Lebanon PM condemns wave of attacks on Lebanon in southern Israel | Israel attacks Lebanon News

May 22, 2025

Subscribe to News

Subscribe to our newsletter and never miss our latest news

Please enable JavaScript in your browser to complete this form.
Loading

Welcome to Fyself News, your go-to platform for the latest in tech, startups, inventions, sustainability, and fintech! We are a passionate team of enthusiasts committed to bringing you timely, insightful, and accurate information on the most pressing developments across these industries. Whether you’re an entrepreneur, investor, or just someone curious about the future of technology and innovation, Fyself News has something for you.

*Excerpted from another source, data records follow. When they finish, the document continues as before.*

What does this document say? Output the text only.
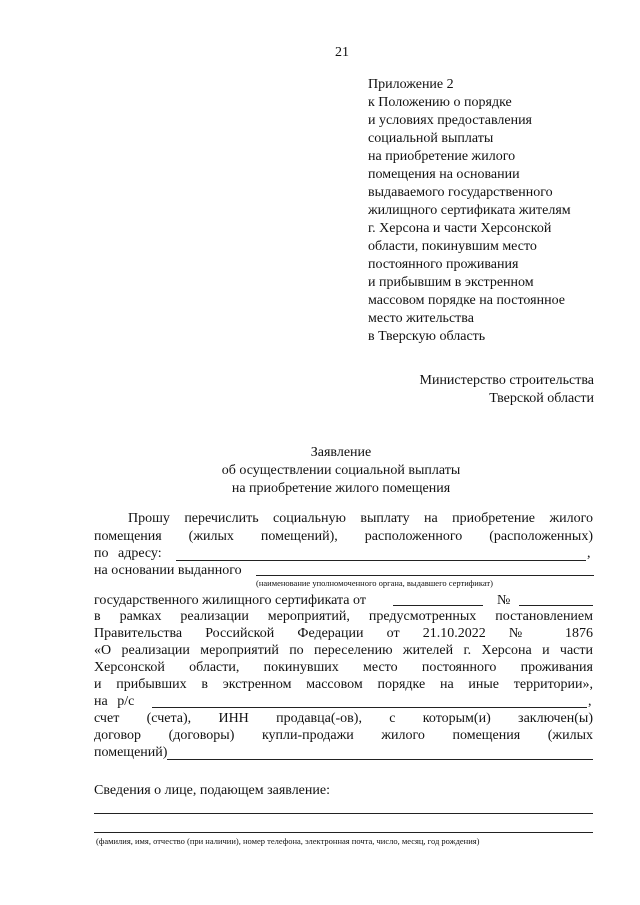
21
Приложение 2
к Положению о порядке
и условиях предоставления
социальной выплаты
на приобретение жилого
помещения на основании
выдаваемого государственного
жилищного сертификата жителям
г. Херсона и части Херсонской
области, покинувшим место
постоянного проживания
и прибывшим в экстренном
массовом порядке на постоянное
место жительства
в Тверскую область
Министерство строительства
Тверской области
Заявление
об осуществлении социальной выплаты
на приобретение жилого помещения
Прошу перечислить социальную выплату на приобретение жилого
помещения (жилых помещений), расположенного (расположенных)
по адресу:	,
на основании выданного
(наименование уполномоченного органа, выдавшего сертификат)
государственного жилищного сертификата от	№
в рамках реализации мероприятий, предусмотренных постановлением
Правительства Российской Федерации от 21.10.2022 № 1876
«О реализации мероприятий по переселению жителей г. Херсона и части
Херсонской области, покинувших место постоянного проживания
и прибывших в экстренном массовом порядке на иные территории»,
на р/с	,
счет (счета), ИНН продавца(-ов), с которым(и) заключен(ы)
договор (договоры) купли-продажи жилого помещения (жилых
помещений)
Сведения о лице, подающем заявление:
(фамилия, имя, отчество (при наличии), номер телефона, электронная почта, число, месяц, год рождения)
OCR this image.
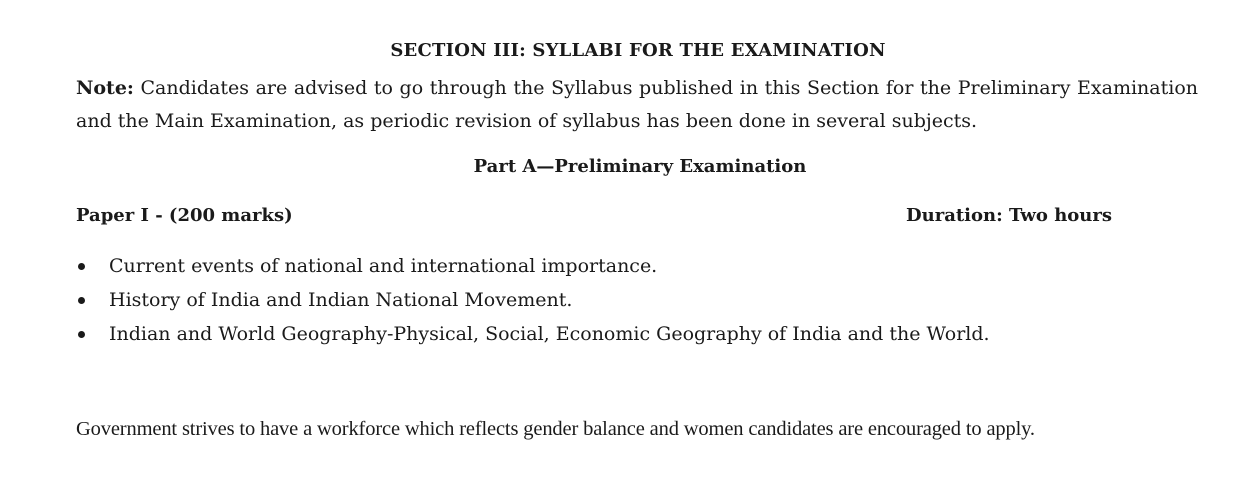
SECTION III: SYLLABI FOR THE EXAMINATION
Note: Candidates are advised to go through the Syllabus published in this Section for the Preliminary Examination and the Main Examination, as periodic revision of syllabus has been done in several subjects.
Part A—Preliminary Examination
Paper I - (200 marks)	Duration: Two hours
Current events of national and international importance.
History of India and Indian National Movement.
Indian and World Geography-Physical, Social, Economic Geography of India and the World.
Government strives to have a workforce which reflects gender balance and women candidates are encouraged to apply.
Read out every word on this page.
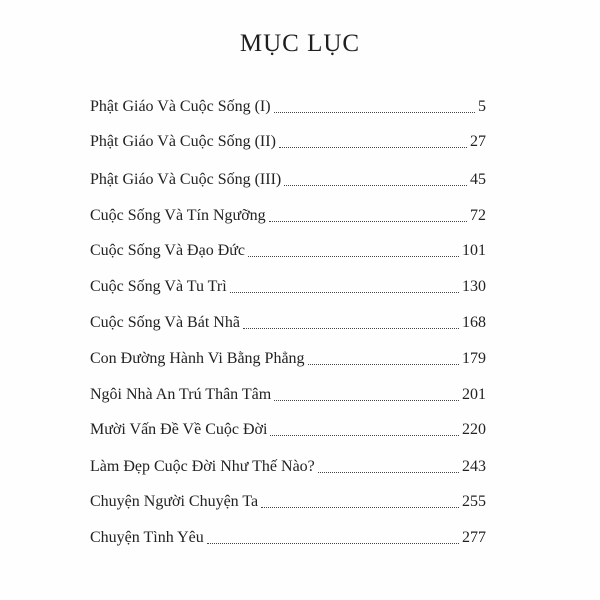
MỤC LỤC
Phật Giáo Và Cuộc Sống (I)	5
Phật Giáo Và Cuộc Sống (II)	27
Phật Giáo Và Cuộc Sống (III)	45
Cuộc Sống Và Tín Ngưỡng	72
Cuộc Sống Và Đạo Đức	101
Cuộc Sống Và Tu Trì	130
Cuộc Sống Và Bát Nhã	168
Con Đường Hành Vi Bằng Phẳng	179
Ngôi Nhà An Trú Thân Tâm	201
Mười Vấn Đề Về Cuộc Đời	220
Làm Đẹp Cuộc Đời Như Thế Nào?	243
Chuyện Người Chuyện Ta	255
Chuyện Tình Yêu	277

Top Startup and Tech Funding News – May 22, 2025

Apple, who will launch smart glasses in 2026 as part of API push, drops plans for camera-equipped smartwatch

Psy develops the first unreliable bridge from Dogecoin to Solana

Founder of Amazon’s PillPack Launch General Medicine, a new startup tackling healthcare frustration in the US

Facebook X (Twitter) Instagram Pinterest YouTube
  • Home
  • About Us
  • Advertise with Us
  • Contact Us
  • DMCA
  • Privacy Policy
  • Terms & Conditions
  • User-Submitted Posts
© 2025 news.fyself. Designed by by fyself.

Type above and press Enter to search. Press Esc to cancel.